Happy Mother’s Day, Authors

All writers are mothers. Our story germinates in the womb of our imaginations. It starts as a tug and a pull of invisible words and actions and visions that tear us away from what we should be doing and turn us inward. The premise sucks from our life stream to grow and grow until it forces us to sit still and allow it to be born into the world—a splash of black words across the white sheet. With spasms of hope we bring forth our babe, small and pitiful, a mere twinkle of what it will become and watch it dance along our nerve pathways from fingertip to eye to ear until, like a pesky toddler, it drains away our energy.
Now it is time to train the rough draft of it into its rightful form so that others can admire the resemblance—how it takes after its mother. So we gild and trim and dress it up or down, recreating, recasting, resurrecting until it walks strong on its own and our mind is blank. And we send it forth, still damp behind the ears, to be mulled over and carved by the bullies and the saints.

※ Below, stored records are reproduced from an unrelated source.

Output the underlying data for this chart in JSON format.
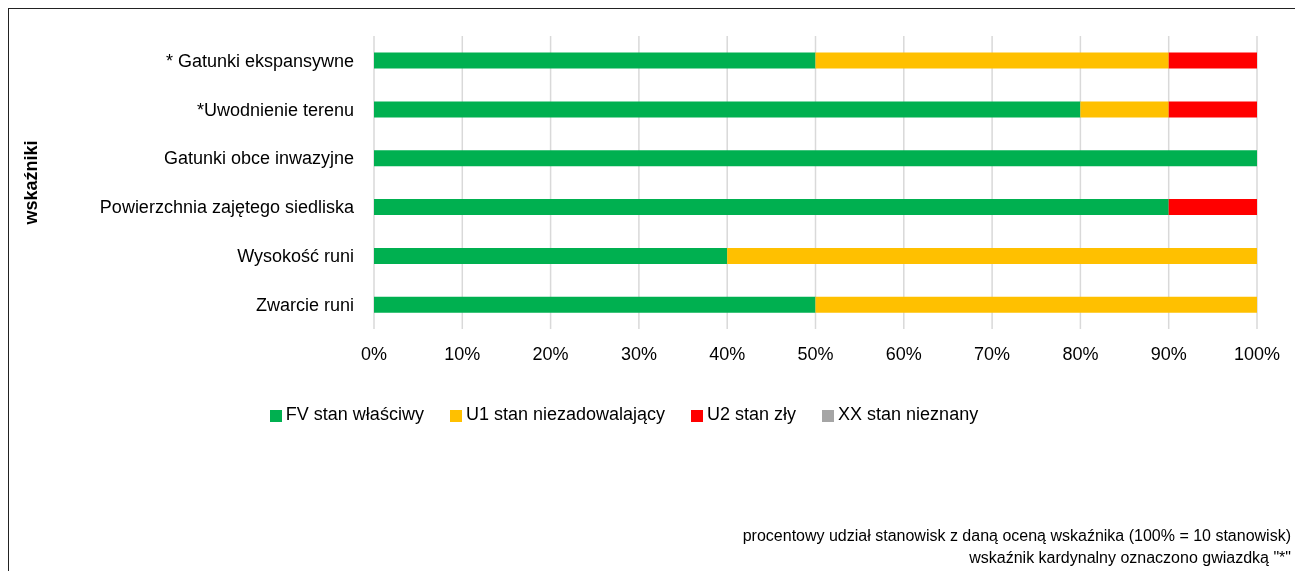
{
  "chart_data": {
    "type": "bar",
    "orientation": "horizontal",
    "stacked": true,
    "categories": [
      "* Gatunki ekspansywne",
      "*Uwodnienie terenu",
      "Gatunki obce inwazyjne",
      "Powierzchnia zajętego siedliska",
      "Wysokość runi",
      "Zwarcie runi"
    ],
    "series": [
      {
        "name": "FV stan właściwy",
        "color": "#00b050",
        "values": [
          50,
          80,
          100,
          90,
          40,
          50
        ]
      },
      {
        "name": "U1 stan niezadowalający",
        "color": "#ffc000",
        "values": [
          40,
          10,
          0,
          0,
          60,
          50
        ]
      },
      {
        "name": "U2 stan zły",
        "color": "#ff0000",
        "values": [
          10,
          10,
          0,
          10,
          0,
          0
        ]
      },
      {
        "name": "XX stan nieznany",
        "color": "#a5a5a5",
        "values": [
          0,
          0,
          0,
          0,
          0,
          0
        ]
      }
    ],
    "xlim": [
      0,
      100
    ],
    "xticks": [
      {
        "value": 0,
        "label": "0%"
      },
      {
        "value": 10,
        "label": "10%"
      },
      {
        "value": 20,
        "label": "20%"
      },
      {
        "value": 30,
        "label": "30%"
      },
      {
        "value": 40,
        "label": "40%"
      },
      {
        "value": 50,
        "label": "50%"
      },
      {
        "value": 60,
        "label": "60%"
      },
      {
        "value": 70,
        "label": "70%"
      },
      {
        "value": 80,
        "label": "80%"
      },
      {
        "value": 90,
        "label": "90%"
      },
      {
        "value": 100,
        "label": "100%"
      }
    ],
    "ylabel": "wskaźniki",
    "annotations": [
      "procentowy udział stanowisk z daną oceną wskaźnika (100% = 10 stanowisk)",
      "wskaźnik kardynalny oznaczono gwiazdką \"*\""
    ],
    "grid": "x",
    "legend": "bottom"
  }
}
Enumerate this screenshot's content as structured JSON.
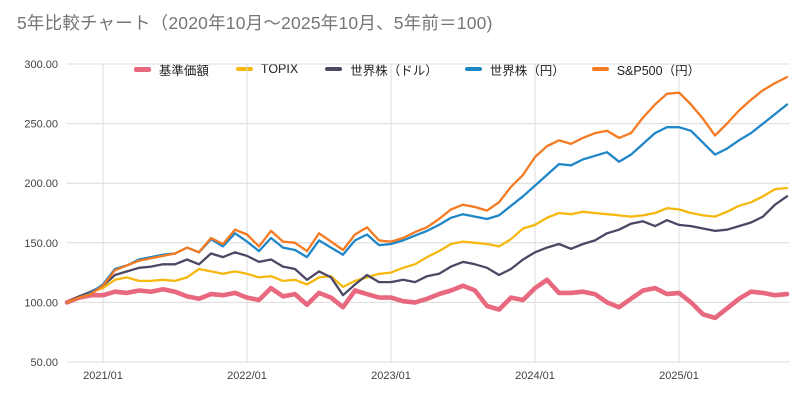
{
  "title": "5年比較チャート（2020年10月〜2025年10月、5年前＝100)",
  "chart_data": {
    "type": "line",
    "title": "5年比較チャート（2020年10月〜2025年10月、5年前＝100)",
    "x_start": "2020/10",
    "x_end": "2025/10",
    "x_tick_labels": [
      "2021/01",
      "2022/01",
      "2023/01",
      "2024/01",
      "2025/01"
    ],
    "x_tick_indices": [
      3,
      15,
      27,
      39,
      51
    ],
    "y_ticks": [
      50,
      100,
      150,
      200,
      250,
      300
    ],
    "y_tick_labels": [
      "50.00",
      "100.00",
      "150.00",
      "200.00",
      "250.00",
      "300.00"
    ],
    "ylim": [
      50,
      300
    ],
    "grid": true,
    "legend_position": "top",
    "colors": {
      "fund_nav": "#e8697f",
      "topix": "#f6b80e",
      "world_usd": "#4d4763",
      "world_jpy": "#1f86c8",
      "sp500_jpy": "#f57a21"
    },
    "series": [
      {
        "key": "fund-nav",
        "name": "基準価額",
        "color": "#e8697f",
        "stroke_width": 4.6,
        "values": [
          100,
          104,
          106,
          106,
          109,
          108,
          110,
          109,
          111,
          109,
          105,
          103,
          107,
          106,
          108,
          104,
          102,
          112,
          105,
          107,
          98,
          108,
          104,
          96,
          110,
          107,
          104,
          104,
          101,
          100,
          103,
          107,
          110,
          114,
          110,
          97,
          94,
          104,
          102,
          112,
          119,
          108,
          108,
          109,
          107,
          100,
          96,
          103,
          110,
          112,
          107,
          108,
          100,
          90,
          87,
          95,
          103,
          109,
          108,
          106,
          107
        ]
      },
      {
        "key": "topix",
        "name": "TOPIX",
        "color": "#f6b80e",
        "stroke_width": 2.3,
        "values": [
          100,
          105,
          109,
          112,
          119,
          121,
          118,
          118,
          119,
          118,
          121,
          128,
          126,
          124,
          126,
          124,
          121,
          122,
          118,
          119,
          115,
          121,
          122,
          113,
          118,
          121,
          124,
          125,
          129,
          132,
          138,
          143,
          149,
          151,
          150,
          149,
          147,
          153,
          162,
          165,
          171,
          175,
          174,
          176,
          175,
          174,
          173,
          172,
          173,
          175,
          179,
          178,
          175,
          173,
          172,
          176,
          181,
          184,
          189,
          195,
          196
        ]
      },
      {
        "key": "world-usd",
        "name": "世界株（ドル）",
        "color": "#4d4763",
        "stroke_width": 2.3,
        "values": [
          100,
          105,
          109,
          114,
          123,
          126,
          129,
          130,
          132,
          132,
          136,
          132,
          141,
          138,
          142,
          139,
          134,
          136,
          130,
          128,
          119,
          126,
          121,
          106,
          115,
          123,
          117,
          117,
          119,
          117,
          122,
          124,
          130,
          134,
          132,
          129,
          123,
          128,
          136,
          142,
          146,
          149,
          145,
          149,
          152,
          158,
          161,
          166,
          168,
          164,
          169,
          165,
          164,
          162,
          160,
          161,
          164,
          167,
          172,
          182,
          189
        ]
      },
      {
        "key": "world-jpy",
        "name": "世界株（円）",
        "color": "#1f86c8",
        "stroke_width": 2.3,
        "values": [
          100,
          104,
          108,
          115,
          128,
          131,
          136,
          138,
          140,
          141,
          146,
          142,
          153,
          147,
          158,
          151,
          143,
          154,
          146,
          144,
          138,
          152,
          146,
          140,
          152,
          157,
          148,
          149,
          152,
          156,
          160,
          165,
          171,
          174,
          172,
          170,
          173,
          181,
          189,
          198,
          207,
          216,
          215,
          220,
          223,
          226,
          218,
          224,
          233,
          242,
          247,
          247,
          244,
          234,
          224,
          229,
          236,
          242,
          250,
          258,
          266
        ]
      },
      {
        "key": "sp500-jpy",
        "name": "S&P500（円）",
        "color": "#f57a21",
        "stroke_width": 2.3,
        "values": [
          100,
          104,
          107,
          114,
          127,
          131,
          135,
          137,
          139,
          141,
          146,
          142,
          154,
          149,
          161,
          157,
          147,
          160,
          151,
          150,
          143,
          158,
          151,
          144,
          157,
          163,
          152,
          151,
          154,
          159,
          163,
          170,
          178,
          182,
          180,
          177,
          184,
          197,
          207,
          222,
          231,
          236,
          233,
          238,
          242,
          244,
          238,
          242,
          255,
          266,
          275,
          276,
          266,
          254,
          240,
          250,
          261,
          270,
          278,
          284,
          289
        ]
      }
    ]
  }
}
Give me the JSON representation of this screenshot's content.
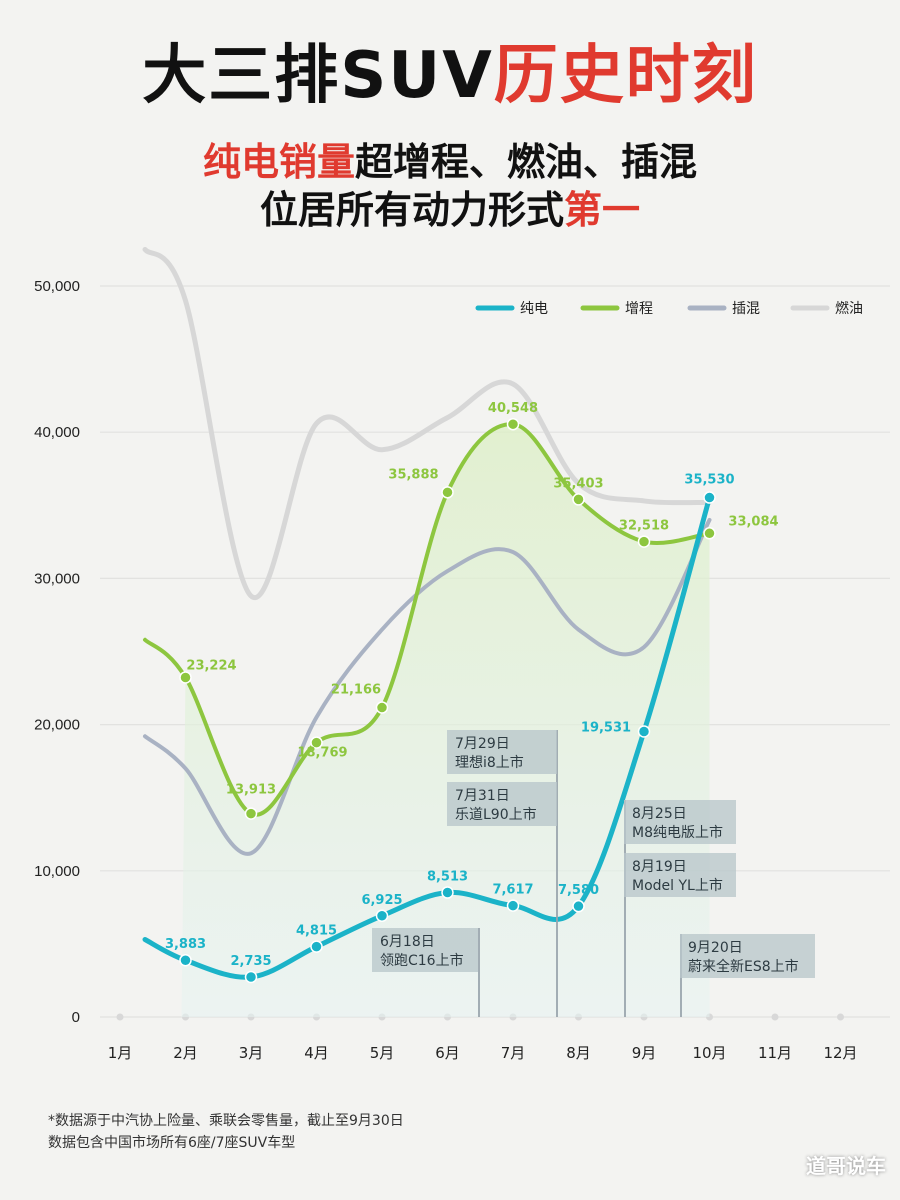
{
  "title": {
    "part1": "大三排SUV",
    "part2": "历史时刻"
  },
  "subtitle": {
    "line1_red": "纯电销量",
    "line1_rest": "超增程、燃油、插混",
    "line2_rest": "位居所有动力形式",
    "line2_red": "第一"
  },
  "chart_data": {
    "type": "line",
    "categories": [
      "1月",
      "2月",
      "3月",
      "4月",
      "5月",
      "6月",
      "7月",
      "8月",
      "9月",
      "10月",
      "11月",
      "12月"
    ],
    "yticks": [
      "50,000",
      "40,000",
      "30,000",
      "20,000",
      "10,000",
      "0"
    ],
    "ylim": [
      0,
      50000
    ],
    "grid": true,
    "legend_position": "top-right",
    "series": [
      {
        "name": "纯电",
        "color": "#1bb3c8",
        "values": [
          5300,
          3883,
          2735,
          4815,
          6925,
          8513,
          7617,
          7580,
          19531,
          35530,
          null,
          null
        ],
        "labels": [
          "",
          "3,883",
          "2,735",
          "4,815",
          "6,925",
          "8,513",
          "7,617",
          "7,580",
          "19,531",
          "35,530",
          "",
          ""
        ],
        "markers": [
          false,
          true,
          true,
          true,
          true,
          true,
          true,
          true,
          true,
          true,
          false,
          false
        ]
      },
      {
        "name": "增程",
        "color": "#8dc63f",
        "values": [
          25800,
          23224,
          13913,
          18769,
          21166,
          35888,
          40548,
          35403,
          32518,
          33084,
          null,
          null
        ],
        "labels": [
          "",
          "23,224",
          "13,913",
          "18,769",
          "21,166",
          "35,888",
          "40,548",
          "35,403",
          "32,518",
          "33,084",
          "",
          ""
        ],
        "markers": [
          false,
          true,
          true,
          true,
          true,
          true,
          true,
          true,
          true,
          true,
          false,
          false
        ]
      },
      {
        "name": "插混",
        "color": "#a9b2c3",
        "values": [
          19200,
          17000,
          11200,
          20500,
          26500,
          30500,
          31800,
          26500,
          25300,
          34000,
          null,
          null
        ],
        "labels": [],
        "markers": []
      },
      {
        "name": "燃油",
        "color": "#d7d7d7",
        "values": [
          52500,
          49000,
          28800,
          40600,
          38800,
          41000,
          43300,
          36500,
          35300,
          35200,
          null,
          null
        ],
        "labels": [],
        "markers": []
      }
    ],
    "annotations": [
      {
        "line1": "7月29日",
        "line2": "理想i8上市"
      },
      {
        "line1": "7月31日",
        "line2": "乐道L90上市"
      },
      {
        "line1": "6月18日",
        "line2": "领跑C16上市"
      },
      {
        "line1": "8月25日",
        "line2": "M8纯电版上市"
      },
      {
        "line1": "8月19日",
        "line2": "Model YL上市"
      },
      {
        "line1": "9月20日",
        "line2": "蔚来全新ES8上市"
      }
    ]
  },
  "footnote": {
    "line1": "*数据源于中汽协上险量、乘联会零售量，截止至9月30日",
    "line2": "数据包含中国市场所有6座/7座SUV车型"
  },
  "watermark": "道哥说车"
}
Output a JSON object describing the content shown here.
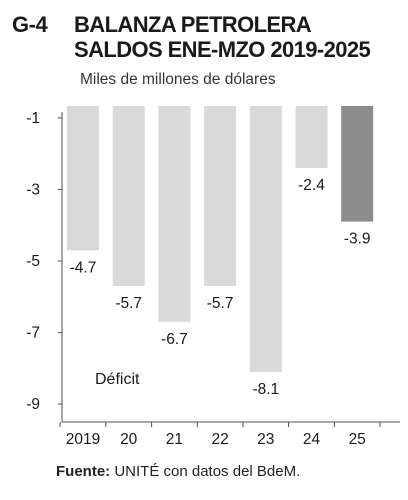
{
  "header": {
    "figure_code": "G-4",
    "title_line1": "BALANZA PETROLERA",
    "title_line2": "SALDOS ENE-MZO 2019-2025",
    "subtitle": "Miles de millones de dólares"
  },
  "footer": {
    "source_label": "Fuente:",
    "source_text": "UNITÉ con datos del BdeM."
  },
  "colors": {
    "bar": "#d9d9d9",
    "bar_highlight": "#8c8c8c",
    "axis": "#4d4d4d",
    "text": "#1a1a1a"
  },
  "chart_data": {
    "type": "bar",
    "categories": [
      "2019",
      "20",
      "21",
      "22",
      "23",
      "24",
      "25"
    ],
    "values": [
      -4.7,
      -5.7,
      -6.7,
      -5.7,
      -8.1,
      -2.4,
      -3.9
    ],
    "data_labels": [
      "-4.7",
      "-5.7",
      "-6.7",
      "-5.7",
      "-8.1",
      "-2.4",
      "-3.9"
    ],
    "highlight_index": 6,
    "y_ticks": [
      "-1",
      "-3",
      "-5",
      "-7",
      "-9"
    ],
    "y_tick_values": [
      -1,
      -3,
      -5,
      -7,
      -9
    ],
    "ylim": [
      -9.5,
      -0.5
    ],
    "annotation": "Déficit",
    "grid": false
  }
}
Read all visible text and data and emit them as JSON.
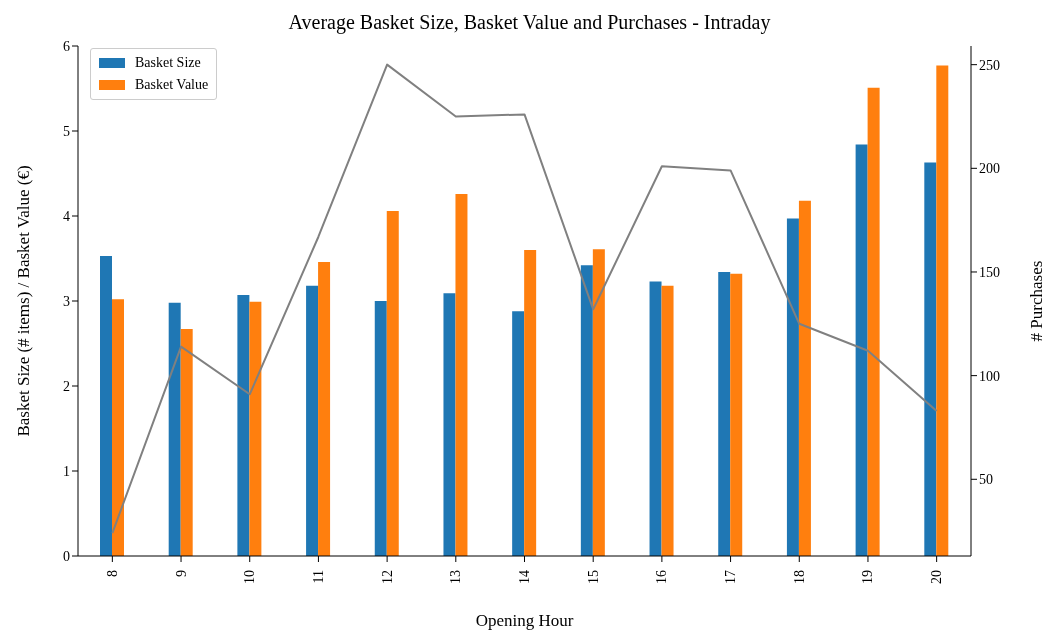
{
  "chart_data": {
    "type": "bar",
    "title": "Average Basket Size, Basket Value and Purchases - Intraday",
    "xlabel": "Opening Hour",
    "ylabel": "Basket Size (# items) / Basket Value (€)",
    "y2label": "# Purchases",
    "categories": [
      "8",
      "9",
      "10",
      "11",
      "12",
      "13",
      "14",
      "15",
      "16",
      "17",
      "18",
      "19",
      "20"
    ],
    "series": [
      {
        "name": "Basket Size",
        "color": "#1f77b4",
        "values": [
          3.53,
          2.98,
          3.07,
          3.18,
          3.0,
          3.09,
          2.88,
          3.42,
          3.23,
          3.34,
          3.97,
          4.84,
          4.63
        ]
      },
      {
        "name": "Basket Value",
        "color": "#ff7f0e",
        "values": [
          3.02,
          2.67,
          2.99,
          3.46,
          4.06,
          4.26,
          3.6,
          3.61,
          3.18,
          3.32,
          4.18,
          5.51,
          5.77
        ]
      },
      {
        "type": "line",
        "axis": "y2",
        "color": "#808080",
        "values": [
          24,
          114,
          91,
          167,
          250,
          225,
          226,
          132,
          201,
          199,
          125,
          112,
          83
        ]
      }
    ],
    "ylim": [
      0,
      6
    ],
    "yticks": [
      0,
      1,
      2,
      3,
      4,
      5,
      6
    ],
    "y2lim": [
      13,
      259
    ],
    "y2ticks": [
      50,
      100,
      150,
      200,
      250
    ],
    "legend": "top left",
    "grid": false
  }
}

And if we have done our job well, the story will survive and take on a life of its own so that years later when we pick it up and stare at it, we ask: Who wrote this? And then we clasp it to our breast and claim our child.
Enjoy your day, mothers all.
Reposted from May 12th, 2012
Can you tell me where the painting at the head of your page comes from please?
I just changed my theme and header so I am not sure which photo you are referring to. The tintypes are from the Library of Congress.